Despite decades of lobbying and activism, change has been slow to come. But participants also saw that it is possible. Judge Munia Ammar from Tunisia shared her experience about the successful path to reform in Tunisia which was kick started by President Bourguiba in the 1950s through his unique approach to nation building. Unlike the approach in other MENA countries, the first law to be reformed in Tunisia was family law, which liberated women from the domestic sphere, provided them with free education, and allowed them access to be productive in the public sphere. Judge Ammar’s recommendation based on the Tunisian experience was that legal reform of family law can be a major agent of societal change, since “we cannot wait until society changes its mind.” Participants also heard from MP Wafaa Bani Mustafa, whose intervention focused on success stories of legal reform and lessons learned regarding legal advocacy. She shared the details of Jordan’s successful campaign to repeal an article in the penal code that allowed rapists to escape conviction if they married their victim. One main reason for the success of this campaign was that it was conducted with approval from the Royal Commission as well as the direct support of a female minister who supported the lobbyists’ efforts from within the government. Bani Mustafa recommended that activists identify relevant stakeholders in Parliament or the government to partner with, and to put pressure on decision makers to amend discriminatory laws, because “legislation precedes culture.”
Despite the myriad challenges facing women activists and feminist NGOs in these countries, and the very slow pace of legal reform, participants were uplifted by the success stories shared and the solidarity among a broader group struggling together to end discrimination against women in the region.
We’re also excited to share that in November 2019, as a follow-up to their performance at the Tunisia convening in October, Linda (17) and Mohammed (18) participated in the Youth Mundus festival in Rome, Italy. This was the first year of this global music and short content festival centered around the United Nations’ Sustainable Development Goals, aimed at empowering young voices everywhere to come together and speak up for important social causes they believe in and that are affecting today's society. The performance in Rome allowed Mohammed and Linda to showcase their talent in front of an international audience for the first time, and to demonstrate to other youth activists from around the world their commitment, as Arab youth, to use art to spread awareness about the importance of gender equality. Linda and Mohamed were able to connect with their peers in a way that advanced their own activism while also countering Islamophobia and showcasing the vibrant youth activism that exists in the Middle East.
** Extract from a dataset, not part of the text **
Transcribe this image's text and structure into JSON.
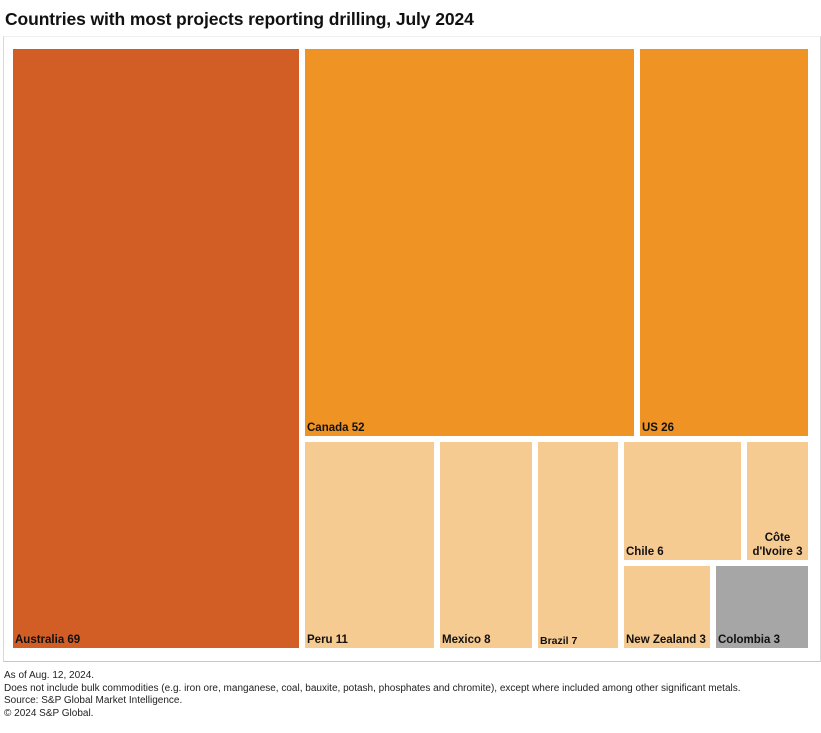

Two other youth activists from Lebanon were also able to showcase their work at the Youth Mundus Festival: Jamal Saleh and Josette Khalil from Megaphone alternative news media. Megaphone is a Beirut-based social media native platform founded in Lebanon in 2017 by young journalists, researchers, and designers. They are present onFacebook,Instagram,Twitter andYouTube, and have recently launched a website (currently still in Beta mode). They produce multimedia content aimed at unpacking and demystifying local political and economic news for younger audiences that are well-versed in digital media and feel alienated by the mainstream political discourse relayed by traditional media. Their formats include explainers, analysis and interview videos, web-documentaries, bite-sized cards, and written pieces. They counter the establishment's dominant narratives on the political, economic and social situation in Lebanon, and feature the voices of the unheard and marginalized groups (LGBTQIA+ community, refugees, migrant workers, etc.). They are a volunteer-led platform, politically and financially independent from political entities. Within a week of the start of the October 2019 uprising in Lebanon, the Facebook page and video views of Megaphone reached over 1 million people, and the page’s likes have jumped from 20,000 on 16 October to 52,900 today.
These four were the only Arab youth to participate in the Festival.